Prédateurs, de Pepetela, Éditions du Panthéon, 416 pages, 21,90 euros © Editions du Panthéon

Si vous cherchez un roman dans le but de vous réconcilier avec la nature humaine, passez votre chemin. Vladimiro Caposso, le héros de Prédateurs, est l’archétype du self-made-man à qui tout réussit… grâce à son degré zéro de moralité. Le livre commence d’ailleurs par une scène de meurtre, ce qui pose d’emblée le décor.

Prédateurs, c’est l’histoire d’un fils d’infirmier qui ne recule devant rien et finit par se hisser d’un petit bourg perdu dans la brousse, près du fleuve Cuanza, jusqu’aux plus hautes sphères de Lagos… Sans oublier de remplir au passage de nombreux comptes bancaires dans les paradis fiscaux.

De l’indépendance de l’Angola en 1975, aux années 2000, Caposso louvoie avec adresse entre guerres civiles et turbulences politico-économiques, avec sa réussite personnelle comme seule ambition. Fervent capitaliste avant même d’apprendre l’existence du mot, il gravit pourtant les échelons du Parti communiste au pouvoir, avant de se consacrer à ses affaires lorsque le vent tourne et que les héros de la veille sont dénoncés comme ennemis du peuple. Vladimiro, lui, s’en tire toujours : il suffit de connaître la bonne personne et de lui proposer au bon moment le marché capable de l’amadouer…

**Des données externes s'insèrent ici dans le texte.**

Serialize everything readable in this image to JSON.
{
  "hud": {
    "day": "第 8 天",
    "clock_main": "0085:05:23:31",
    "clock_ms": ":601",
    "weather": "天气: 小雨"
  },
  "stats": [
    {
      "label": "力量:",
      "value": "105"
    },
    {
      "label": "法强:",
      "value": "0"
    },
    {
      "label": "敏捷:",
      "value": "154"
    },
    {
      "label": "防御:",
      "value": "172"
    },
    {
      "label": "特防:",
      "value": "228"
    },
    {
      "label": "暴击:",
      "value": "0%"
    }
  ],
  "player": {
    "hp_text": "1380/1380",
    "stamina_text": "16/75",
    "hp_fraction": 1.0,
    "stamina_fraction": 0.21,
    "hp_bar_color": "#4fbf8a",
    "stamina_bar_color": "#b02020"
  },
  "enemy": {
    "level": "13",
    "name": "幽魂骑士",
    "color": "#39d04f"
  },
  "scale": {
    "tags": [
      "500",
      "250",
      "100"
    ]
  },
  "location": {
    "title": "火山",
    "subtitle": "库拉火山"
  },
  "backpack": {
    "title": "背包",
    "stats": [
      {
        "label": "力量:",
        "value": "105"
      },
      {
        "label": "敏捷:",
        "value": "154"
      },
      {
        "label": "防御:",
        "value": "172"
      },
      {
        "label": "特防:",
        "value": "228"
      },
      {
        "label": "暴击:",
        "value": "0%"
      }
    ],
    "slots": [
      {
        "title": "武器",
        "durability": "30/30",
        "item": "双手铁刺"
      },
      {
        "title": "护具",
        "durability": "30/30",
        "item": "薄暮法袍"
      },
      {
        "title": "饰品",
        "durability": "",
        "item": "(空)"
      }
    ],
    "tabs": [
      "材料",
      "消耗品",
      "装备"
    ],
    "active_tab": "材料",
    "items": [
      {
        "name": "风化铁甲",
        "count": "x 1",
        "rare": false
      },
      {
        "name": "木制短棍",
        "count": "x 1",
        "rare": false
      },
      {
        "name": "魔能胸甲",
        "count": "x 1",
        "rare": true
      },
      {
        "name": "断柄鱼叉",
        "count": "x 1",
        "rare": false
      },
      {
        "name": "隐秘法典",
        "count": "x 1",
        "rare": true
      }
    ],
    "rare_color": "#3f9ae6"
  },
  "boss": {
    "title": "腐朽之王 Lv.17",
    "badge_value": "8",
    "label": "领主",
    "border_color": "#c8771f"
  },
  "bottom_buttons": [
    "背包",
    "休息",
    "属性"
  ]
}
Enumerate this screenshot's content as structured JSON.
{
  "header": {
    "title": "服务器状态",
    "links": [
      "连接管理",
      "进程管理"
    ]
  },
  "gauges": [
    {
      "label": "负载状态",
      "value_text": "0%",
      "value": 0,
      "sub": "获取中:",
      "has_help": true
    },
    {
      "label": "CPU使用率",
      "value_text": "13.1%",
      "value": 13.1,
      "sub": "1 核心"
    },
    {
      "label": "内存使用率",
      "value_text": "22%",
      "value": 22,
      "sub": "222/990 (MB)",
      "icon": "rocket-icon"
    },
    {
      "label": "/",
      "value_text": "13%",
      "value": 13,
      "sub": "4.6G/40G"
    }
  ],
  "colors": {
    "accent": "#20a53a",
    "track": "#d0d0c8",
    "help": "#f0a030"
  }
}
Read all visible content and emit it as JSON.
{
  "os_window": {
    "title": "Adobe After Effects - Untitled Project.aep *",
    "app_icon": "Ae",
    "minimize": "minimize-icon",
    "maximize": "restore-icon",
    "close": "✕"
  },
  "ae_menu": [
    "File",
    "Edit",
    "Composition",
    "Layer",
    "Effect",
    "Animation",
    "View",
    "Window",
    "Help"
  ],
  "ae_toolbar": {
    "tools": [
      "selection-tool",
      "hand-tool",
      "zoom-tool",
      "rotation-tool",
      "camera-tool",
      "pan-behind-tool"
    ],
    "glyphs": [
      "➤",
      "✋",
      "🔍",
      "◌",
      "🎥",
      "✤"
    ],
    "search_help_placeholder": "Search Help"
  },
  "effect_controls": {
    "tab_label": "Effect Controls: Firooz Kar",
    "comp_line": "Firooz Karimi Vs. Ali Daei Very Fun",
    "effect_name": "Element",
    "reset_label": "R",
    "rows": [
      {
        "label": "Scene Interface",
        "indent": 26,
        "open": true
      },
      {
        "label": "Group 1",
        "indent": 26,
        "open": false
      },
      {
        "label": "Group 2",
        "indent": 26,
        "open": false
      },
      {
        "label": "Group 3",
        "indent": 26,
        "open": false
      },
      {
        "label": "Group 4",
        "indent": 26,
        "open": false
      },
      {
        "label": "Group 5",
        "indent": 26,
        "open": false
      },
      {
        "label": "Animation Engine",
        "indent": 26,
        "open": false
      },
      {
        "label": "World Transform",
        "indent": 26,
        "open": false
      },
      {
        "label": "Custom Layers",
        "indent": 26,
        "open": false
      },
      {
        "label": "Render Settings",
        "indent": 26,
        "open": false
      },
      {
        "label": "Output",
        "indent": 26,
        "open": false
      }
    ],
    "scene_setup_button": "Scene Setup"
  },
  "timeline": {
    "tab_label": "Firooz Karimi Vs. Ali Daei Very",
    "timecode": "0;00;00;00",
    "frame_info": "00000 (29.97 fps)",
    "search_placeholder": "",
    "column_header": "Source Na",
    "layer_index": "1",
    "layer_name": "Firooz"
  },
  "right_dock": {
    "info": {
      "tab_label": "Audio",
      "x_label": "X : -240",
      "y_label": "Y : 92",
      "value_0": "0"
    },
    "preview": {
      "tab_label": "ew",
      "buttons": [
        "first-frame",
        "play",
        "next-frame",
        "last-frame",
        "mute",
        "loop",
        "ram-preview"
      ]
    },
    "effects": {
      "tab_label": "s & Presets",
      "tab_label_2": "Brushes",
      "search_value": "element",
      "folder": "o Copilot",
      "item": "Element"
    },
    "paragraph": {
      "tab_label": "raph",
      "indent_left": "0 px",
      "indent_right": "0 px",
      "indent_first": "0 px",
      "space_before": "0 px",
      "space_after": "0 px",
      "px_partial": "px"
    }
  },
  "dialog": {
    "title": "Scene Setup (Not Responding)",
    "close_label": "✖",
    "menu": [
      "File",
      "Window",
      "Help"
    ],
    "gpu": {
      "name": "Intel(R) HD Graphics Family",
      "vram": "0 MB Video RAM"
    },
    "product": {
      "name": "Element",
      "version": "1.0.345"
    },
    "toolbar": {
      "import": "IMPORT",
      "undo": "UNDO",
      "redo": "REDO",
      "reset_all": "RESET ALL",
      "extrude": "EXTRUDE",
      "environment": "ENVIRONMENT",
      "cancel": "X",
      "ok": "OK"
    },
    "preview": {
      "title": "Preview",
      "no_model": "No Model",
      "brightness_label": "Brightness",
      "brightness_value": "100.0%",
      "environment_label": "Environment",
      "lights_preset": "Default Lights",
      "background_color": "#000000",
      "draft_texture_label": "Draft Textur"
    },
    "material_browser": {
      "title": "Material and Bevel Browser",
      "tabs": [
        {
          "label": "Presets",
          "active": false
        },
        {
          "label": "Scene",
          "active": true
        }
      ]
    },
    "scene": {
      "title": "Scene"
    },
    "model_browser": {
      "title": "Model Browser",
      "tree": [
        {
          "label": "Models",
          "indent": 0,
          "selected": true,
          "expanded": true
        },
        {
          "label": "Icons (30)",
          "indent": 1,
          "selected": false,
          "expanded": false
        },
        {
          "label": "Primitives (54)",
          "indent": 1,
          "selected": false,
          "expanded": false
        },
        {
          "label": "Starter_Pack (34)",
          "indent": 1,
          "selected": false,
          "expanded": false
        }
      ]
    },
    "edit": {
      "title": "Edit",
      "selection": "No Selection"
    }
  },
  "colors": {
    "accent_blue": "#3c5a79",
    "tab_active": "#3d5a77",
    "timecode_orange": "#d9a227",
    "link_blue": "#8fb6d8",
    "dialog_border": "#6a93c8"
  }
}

Un roman cynique et sans concession

Autour de ce héros en costume-cravate gravite toute une galerie de personnages secondaires. Qu’ils soient ministres, politiciens, boutiquiers ou hommes de main, Caposso ne voit en eux que des auxiliaires d’un temps ou des ennemis à abattre. Il y a Mireille, sa fille adorée, la seule qui ait quelque influence sur lui, Bebiana, sa femme, qui lui est reconnaissante pour le confort matériel qu’il lui apporte et ferme volontiers les yeux sur le reste, Karim, le commerçant pakistanais venu tenter sa chance en Angola, ou encore Ivan, le fils raté, tout juste bon à faire des bêtises. Eux aussi poursuivent leurs propres objectifs et n’hésiteront pas, le moment venu, à agir en conséquence, dussent-ils blesser leur père ou leur ancien bienfaiteur. Seuls Nacib, un gamin du musseque, le bidonville angolais, et Sebastião, le militant au service du peuple, semblent trouver grâce aux yeux de Pepetela et conservent tout au long de cette fresque une certaine fidélité à eux-mêmes.

L’auteur angolais signe ici un roman cynique et sans concession, au réalisme confondant. Est-ce pour aider ses lecteurs à prendre de la distance que le narrateur fait de temps à autre intrusion dans son propre récit, les prenant à témoin dans des apartés – qu’on apprécie ou non le procédé ? Mais Prédateurs n’est pas qu’un roman noir, Pepetela ne manquant pas d’instiller çà et là des touches d’un humour toujours mordant.